The second phase of the Kansas City Jewish Community Digital Archive will debut with an interactive timeline of The J available online.

In addition to showing The J’s legacy, the digital timeline will serve as a prototype for how other community organizations can preserve and share their histories.

The Jewish Community Digital Archive’s first phase was launched in 2022 with the digitization of The Kansas City Jewish Chronicle’s back issues and local history video interviews. Spearheaded by Andrew Kaplan, Alan Edelman and Norman Kahn, the archives have proven useful — Kaplan used the archives to compile a presentation on the history of the Menorah Heritage Foundation, for example, and The Chronicle utilizes its digital archives for history presentations and weekly Facebook and Instagram posts featuring older stories. The archives have also been used for organizational and genealogical history.

The project’s second phase aims to create and launch a template that community organizations can utilize to compile and display their history online. With this goal in mind, Kaplan and community member Bob Grant wanted to create a functional prototype to showcase how archives can be compiled and visualized.

The idea, as Kaplan put it, is “build one, sell many” — with a working prototype, the archive team hopes that other organizations will take part and use the template to make their own timelines and tell their own histories.

Kaplan and Grant picked The J as the debut organization to showcase how the digital timeline can be adapted for any organization. Both Kaplan and Grant are former board chairs of The J, and Grant has been compiling its history in his retirement, so they have (and have access to) a wealth of knowledge about the organization.

“I sat at a past presidents’ meeting, and I listened to a couple of our elder statesmen talk,” Grant said. “I was thinking to myself, ‘Oh my gosh, we got to capture this.’ They have stories that are just fantastic, and they bring them to life.”

By using resources such as the past presidents, documents and issues of The Chronicle, Grant began to compile the history of The J. Grant and Kaplan told The J’s leadership that they would “let the board and staff [of The J] stay future-focused, and let us worry about the history.” The J’s president, Jim Sluyter, was enthusiastic about the project.

“I love for The J’s story to be told to the community, [as well as] the impact we’ve had,” Sluyter said, “so I think it is important to tell that story and to get the word out… Having a tool to be able to easily go back and look at the history of The J would be incredible.”

With the idea of an interactive timeline, the archive team and The J began looking for software or applications that could work for various organizations and be user-friendly for both administrators and web users.

“What we want is this 3-D feeling that you’re moving through history as we’re telling the story,” said Alissa Sanderson, The J’s chief marketing and communications officer. “We also wanted to find a tool that any agency could use on the backend, something that was simple to create and maintain.”

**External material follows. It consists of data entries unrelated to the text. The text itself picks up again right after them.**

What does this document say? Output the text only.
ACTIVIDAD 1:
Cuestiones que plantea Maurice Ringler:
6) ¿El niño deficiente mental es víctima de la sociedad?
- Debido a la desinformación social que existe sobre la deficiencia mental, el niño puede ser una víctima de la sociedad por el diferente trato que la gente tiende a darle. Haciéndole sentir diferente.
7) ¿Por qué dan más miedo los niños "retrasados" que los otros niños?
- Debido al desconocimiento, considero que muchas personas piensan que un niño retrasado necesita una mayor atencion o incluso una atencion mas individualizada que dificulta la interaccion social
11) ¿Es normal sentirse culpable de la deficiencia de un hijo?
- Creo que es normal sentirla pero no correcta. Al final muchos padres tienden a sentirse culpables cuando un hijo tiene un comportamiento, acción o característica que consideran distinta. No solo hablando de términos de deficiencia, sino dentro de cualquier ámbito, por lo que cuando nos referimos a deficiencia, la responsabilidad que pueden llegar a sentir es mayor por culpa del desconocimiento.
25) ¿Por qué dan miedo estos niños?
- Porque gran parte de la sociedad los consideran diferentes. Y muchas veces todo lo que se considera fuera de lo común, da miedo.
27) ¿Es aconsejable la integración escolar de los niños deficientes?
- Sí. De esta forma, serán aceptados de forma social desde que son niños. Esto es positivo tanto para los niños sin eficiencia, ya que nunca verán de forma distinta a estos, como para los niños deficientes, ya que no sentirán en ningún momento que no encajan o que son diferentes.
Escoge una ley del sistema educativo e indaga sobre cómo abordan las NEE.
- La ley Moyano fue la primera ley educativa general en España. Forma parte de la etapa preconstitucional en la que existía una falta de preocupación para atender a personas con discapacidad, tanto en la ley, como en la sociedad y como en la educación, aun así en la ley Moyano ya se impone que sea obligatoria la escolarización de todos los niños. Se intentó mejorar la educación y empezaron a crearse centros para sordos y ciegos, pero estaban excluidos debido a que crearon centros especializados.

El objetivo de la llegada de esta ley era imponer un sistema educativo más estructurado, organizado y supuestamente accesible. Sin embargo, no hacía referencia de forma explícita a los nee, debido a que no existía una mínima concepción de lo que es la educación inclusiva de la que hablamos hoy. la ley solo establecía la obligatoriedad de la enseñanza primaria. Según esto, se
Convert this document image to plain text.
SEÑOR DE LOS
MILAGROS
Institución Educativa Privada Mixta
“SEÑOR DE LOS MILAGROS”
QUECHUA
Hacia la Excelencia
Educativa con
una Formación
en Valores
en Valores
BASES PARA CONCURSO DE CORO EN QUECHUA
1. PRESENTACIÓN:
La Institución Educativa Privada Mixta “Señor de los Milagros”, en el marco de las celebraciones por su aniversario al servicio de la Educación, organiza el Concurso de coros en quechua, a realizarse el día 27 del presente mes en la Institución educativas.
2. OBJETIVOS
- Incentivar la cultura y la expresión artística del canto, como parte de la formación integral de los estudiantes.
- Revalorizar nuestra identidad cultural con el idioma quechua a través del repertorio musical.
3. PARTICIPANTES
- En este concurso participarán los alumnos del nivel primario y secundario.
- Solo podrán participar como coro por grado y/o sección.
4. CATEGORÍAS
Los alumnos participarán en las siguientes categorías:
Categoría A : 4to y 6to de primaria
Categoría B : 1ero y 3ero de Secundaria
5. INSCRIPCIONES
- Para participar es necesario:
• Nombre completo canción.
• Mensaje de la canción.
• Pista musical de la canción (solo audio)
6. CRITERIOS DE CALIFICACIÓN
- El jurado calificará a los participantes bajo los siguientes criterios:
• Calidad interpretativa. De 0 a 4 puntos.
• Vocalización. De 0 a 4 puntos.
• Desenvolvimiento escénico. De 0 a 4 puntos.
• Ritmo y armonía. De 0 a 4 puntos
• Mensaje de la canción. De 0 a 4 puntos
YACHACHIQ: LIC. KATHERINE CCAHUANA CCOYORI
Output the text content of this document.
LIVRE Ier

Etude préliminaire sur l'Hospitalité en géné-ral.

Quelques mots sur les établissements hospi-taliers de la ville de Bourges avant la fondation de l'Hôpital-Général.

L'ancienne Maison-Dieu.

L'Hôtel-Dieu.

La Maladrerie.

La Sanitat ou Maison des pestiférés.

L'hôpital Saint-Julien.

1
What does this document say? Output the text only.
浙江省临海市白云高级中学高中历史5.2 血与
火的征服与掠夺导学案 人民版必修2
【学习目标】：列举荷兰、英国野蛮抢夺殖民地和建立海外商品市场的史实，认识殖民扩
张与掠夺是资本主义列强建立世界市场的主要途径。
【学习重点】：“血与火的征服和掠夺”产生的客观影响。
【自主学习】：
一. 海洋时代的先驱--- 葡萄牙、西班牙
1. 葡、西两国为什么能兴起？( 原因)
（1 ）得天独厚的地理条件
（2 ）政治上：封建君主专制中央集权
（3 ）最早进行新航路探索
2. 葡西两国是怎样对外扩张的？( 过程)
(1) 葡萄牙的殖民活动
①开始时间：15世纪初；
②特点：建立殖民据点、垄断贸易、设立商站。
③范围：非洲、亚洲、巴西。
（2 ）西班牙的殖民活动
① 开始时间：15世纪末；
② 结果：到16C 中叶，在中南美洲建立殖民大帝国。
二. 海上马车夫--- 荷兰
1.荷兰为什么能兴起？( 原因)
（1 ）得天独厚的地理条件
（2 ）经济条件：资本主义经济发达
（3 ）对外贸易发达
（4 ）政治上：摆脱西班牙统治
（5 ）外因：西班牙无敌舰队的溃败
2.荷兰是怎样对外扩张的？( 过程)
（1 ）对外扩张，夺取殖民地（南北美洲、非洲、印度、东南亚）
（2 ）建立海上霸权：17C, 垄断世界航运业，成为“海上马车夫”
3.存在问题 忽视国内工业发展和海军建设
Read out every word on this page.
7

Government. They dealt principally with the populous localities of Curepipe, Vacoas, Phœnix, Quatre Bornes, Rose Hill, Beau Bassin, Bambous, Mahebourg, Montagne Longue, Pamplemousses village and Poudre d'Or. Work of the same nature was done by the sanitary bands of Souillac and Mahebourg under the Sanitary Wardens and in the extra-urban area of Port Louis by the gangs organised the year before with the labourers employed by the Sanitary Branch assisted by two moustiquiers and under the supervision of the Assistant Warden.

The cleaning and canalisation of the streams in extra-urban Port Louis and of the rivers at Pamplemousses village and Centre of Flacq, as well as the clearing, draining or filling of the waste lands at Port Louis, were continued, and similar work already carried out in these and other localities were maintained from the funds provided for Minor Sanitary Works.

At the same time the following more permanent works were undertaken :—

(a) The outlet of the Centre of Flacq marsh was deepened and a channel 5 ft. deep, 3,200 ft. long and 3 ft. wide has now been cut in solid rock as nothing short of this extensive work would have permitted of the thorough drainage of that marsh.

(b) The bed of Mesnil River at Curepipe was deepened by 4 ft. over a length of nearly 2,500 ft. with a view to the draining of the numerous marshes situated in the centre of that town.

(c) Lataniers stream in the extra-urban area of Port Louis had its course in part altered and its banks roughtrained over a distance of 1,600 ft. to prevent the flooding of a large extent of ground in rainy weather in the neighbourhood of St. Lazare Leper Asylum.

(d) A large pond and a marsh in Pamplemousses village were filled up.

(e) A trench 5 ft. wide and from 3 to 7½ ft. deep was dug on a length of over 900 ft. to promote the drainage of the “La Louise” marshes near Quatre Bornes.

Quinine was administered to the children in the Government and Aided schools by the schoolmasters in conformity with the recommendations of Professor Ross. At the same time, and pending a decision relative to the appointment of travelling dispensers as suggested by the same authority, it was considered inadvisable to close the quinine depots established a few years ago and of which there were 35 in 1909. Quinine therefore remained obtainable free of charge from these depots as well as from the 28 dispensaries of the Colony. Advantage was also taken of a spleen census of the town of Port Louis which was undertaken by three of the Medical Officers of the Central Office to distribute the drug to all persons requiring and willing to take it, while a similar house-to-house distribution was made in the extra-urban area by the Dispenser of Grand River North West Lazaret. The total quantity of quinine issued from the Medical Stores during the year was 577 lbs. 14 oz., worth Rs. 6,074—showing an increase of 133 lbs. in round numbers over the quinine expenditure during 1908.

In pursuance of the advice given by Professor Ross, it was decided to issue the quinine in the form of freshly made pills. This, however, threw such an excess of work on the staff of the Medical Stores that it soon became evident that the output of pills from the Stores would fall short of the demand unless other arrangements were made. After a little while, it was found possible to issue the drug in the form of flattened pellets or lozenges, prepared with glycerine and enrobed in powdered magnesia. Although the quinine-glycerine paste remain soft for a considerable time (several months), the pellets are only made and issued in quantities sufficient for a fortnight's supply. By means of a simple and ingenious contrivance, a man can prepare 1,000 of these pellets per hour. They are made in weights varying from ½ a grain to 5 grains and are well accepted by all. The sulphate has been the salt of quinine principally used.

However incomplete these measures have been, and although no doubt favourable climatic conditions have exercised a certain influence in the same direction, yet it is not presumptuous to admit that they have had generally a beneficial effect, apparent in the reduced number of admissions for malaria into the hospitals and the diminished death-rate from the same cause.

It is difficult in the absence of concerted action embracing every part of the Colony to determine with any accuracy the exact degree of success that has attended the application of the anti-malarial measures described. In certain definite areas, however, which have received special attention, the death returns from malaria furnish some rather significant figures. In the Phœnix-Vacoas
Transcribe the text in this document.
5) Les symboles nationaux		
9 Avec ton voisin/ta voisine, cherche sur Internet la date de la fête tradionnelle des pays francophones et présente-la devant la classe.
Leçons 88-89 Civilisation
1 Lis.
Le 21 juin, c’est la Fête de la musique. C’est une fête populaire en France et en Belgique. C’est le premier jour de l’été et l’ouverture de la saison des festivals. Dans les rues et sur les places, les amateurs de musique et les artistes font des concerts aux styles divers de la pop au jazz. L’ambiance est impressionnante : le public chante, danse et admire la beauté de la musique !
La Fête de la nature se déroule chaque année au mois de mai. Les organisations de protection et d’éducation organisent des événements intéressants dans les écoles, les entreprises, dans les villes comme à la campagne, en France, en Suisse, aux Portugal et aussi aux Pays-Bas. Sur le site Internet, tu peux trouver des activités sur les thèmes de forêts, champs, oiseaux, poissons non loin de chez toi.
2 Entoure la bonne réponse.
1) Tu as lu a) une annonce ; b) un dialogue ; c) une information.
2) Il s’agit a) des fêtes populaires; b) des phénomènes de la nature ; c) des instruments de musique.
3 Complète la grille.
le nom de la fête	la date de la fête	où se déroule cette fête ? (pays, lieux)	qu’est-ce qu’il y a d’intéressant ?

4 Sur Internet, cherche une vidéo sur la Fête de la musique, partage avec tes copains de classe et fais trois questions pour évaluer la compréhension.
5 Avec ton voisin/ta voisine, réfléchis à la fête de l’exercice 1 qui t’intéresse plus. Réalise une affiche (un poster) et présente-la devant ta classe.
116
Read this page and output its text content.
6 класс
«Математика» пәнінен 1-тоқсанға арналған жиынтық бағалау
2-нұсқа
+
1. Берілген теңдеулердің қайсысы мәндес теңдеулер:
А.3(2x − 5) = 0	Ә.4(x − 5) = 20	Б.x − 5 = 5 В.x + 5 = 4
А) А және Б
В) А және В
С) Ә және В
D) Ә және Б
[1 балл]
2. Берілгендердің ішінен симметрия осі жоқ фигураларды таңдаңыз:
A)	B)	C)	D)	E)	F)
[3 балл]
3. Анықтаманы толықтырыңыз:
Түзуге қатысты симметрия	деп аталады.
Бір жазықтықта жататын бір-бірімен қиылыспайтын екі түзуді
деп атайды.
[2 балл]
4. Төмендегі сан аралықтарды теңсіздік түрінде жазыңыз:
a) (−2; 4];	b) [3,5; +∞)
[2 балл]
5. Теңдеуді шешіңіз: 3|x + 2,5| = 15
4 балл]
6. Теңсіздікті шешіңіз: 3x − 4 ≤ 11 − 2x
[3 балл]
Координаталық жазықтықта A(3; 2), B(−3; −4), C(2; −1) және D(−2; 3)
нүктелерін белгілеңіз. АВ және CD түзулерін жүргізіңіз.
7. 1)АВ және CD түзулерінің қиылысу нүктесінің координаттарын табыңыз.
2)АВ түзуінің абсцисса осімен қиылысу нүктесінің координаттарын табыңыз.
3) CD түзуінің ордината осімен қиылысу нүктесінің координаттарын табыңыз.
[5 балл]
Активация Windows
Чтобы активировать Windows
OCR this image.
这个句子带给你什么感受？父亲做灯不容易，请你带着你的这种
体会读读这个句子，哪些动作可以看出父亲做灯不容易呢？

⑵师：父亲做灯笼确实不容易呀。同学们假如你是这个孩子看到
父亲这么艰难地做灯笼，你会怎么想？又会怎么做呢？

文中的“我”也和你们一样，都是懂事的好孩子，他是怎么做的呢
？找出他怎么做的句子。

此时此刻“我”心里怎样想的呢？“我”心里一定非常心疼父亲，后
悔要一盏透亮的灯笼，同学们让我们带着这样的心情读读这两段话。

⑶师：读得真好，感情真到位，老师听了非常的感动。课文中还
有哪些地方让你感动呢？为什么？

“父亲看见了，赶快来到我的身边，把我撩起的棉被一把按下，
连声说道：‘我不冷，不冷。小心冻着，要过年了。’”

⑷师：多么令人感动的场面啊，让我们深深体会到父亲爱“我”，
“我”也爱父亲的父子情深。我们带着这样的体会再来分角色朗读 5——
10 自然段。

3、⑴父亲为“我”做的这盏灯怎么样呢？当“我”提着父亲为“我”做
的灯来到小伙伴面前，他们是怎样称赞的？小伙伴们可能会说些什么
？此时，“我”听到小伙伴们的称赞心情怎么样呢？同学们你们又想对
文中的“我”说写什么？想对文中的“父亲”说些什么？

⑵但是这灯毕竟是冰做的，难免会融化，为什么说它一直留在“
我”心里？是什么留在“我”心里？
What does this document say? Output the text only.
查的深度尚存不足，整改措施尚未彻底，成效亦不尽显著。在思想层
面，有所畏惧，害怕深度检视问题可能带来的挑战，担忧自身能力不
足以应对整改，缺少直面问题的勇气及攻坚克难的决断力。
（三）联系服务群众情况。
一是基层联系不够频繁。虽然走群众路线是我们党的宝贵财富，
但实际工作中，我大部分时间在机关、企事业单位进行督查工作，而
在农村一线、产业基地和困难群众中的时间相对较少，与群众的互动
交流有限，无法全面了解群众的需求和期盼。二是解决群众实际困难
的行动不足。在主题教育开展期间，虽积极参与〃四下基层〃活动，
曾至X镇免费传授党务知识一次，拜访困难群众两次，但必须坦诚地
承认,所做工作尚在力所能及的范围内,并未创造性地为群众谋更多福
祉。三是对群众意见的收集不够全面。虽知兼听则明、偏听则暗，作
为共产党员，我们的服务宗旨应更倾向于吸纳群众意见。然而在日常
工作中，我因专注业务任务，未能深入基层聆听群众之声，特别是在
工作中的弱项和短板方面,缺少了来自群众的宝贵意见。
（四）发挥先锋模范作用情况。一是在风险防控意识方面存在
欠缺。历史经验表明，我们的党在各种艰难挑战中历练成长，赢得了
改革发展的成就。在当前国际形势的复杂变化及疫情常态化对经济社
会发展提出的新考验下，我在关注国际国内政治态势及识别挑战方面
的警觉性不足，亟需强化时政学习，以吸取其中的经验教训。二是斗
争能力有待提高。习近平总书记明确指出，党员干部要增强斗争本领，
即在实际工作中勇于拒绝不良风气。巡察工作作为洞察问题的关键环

Sanderson found a program called Tiki-Toki, which provides customizable, three-dimensional timeline templates that can be adapted to show organizations’ histories. The ability for images, audio, video and text to be integrated into the timeline will allow everything from documents and artifacts to testimonies and recordings to be stored, searchable and accessible.

Grant’s undertaking to assemble the history of The J has resulted in enough milestones and information to put as points on the prototype timeline, such as location changes and leadership transitions. Grant said that more information and details can be added to the archives at any point.

Kaplan said that the archive team made a commitment to help train other organizations on how to create and manage their timelines should they partake in the archive’s second phase.

“All [organizations] have to do is pull together their stuff,” Kaplan said. “That’s it. They don’t have to think about technology — technology is already done. They don’t have to think about where it’s hosted. It’s already hosted.”

Kaplan said that funding from the Barton P. Cohen and Mary Davidson Cohen Charitable Fund was essential in the creation and maintenance of the archive project.
“We wouldn’t be here without Mary and Bart, both for the first phase and in the second phase,” Kaplan said.

Grant predicts that The J’s timeline will be publicly available by the end of June. In the meantime, those who are interested in the local history video interviews and 105 years of issues of The Chronicle can visit the archive at jewishkcarchives.org.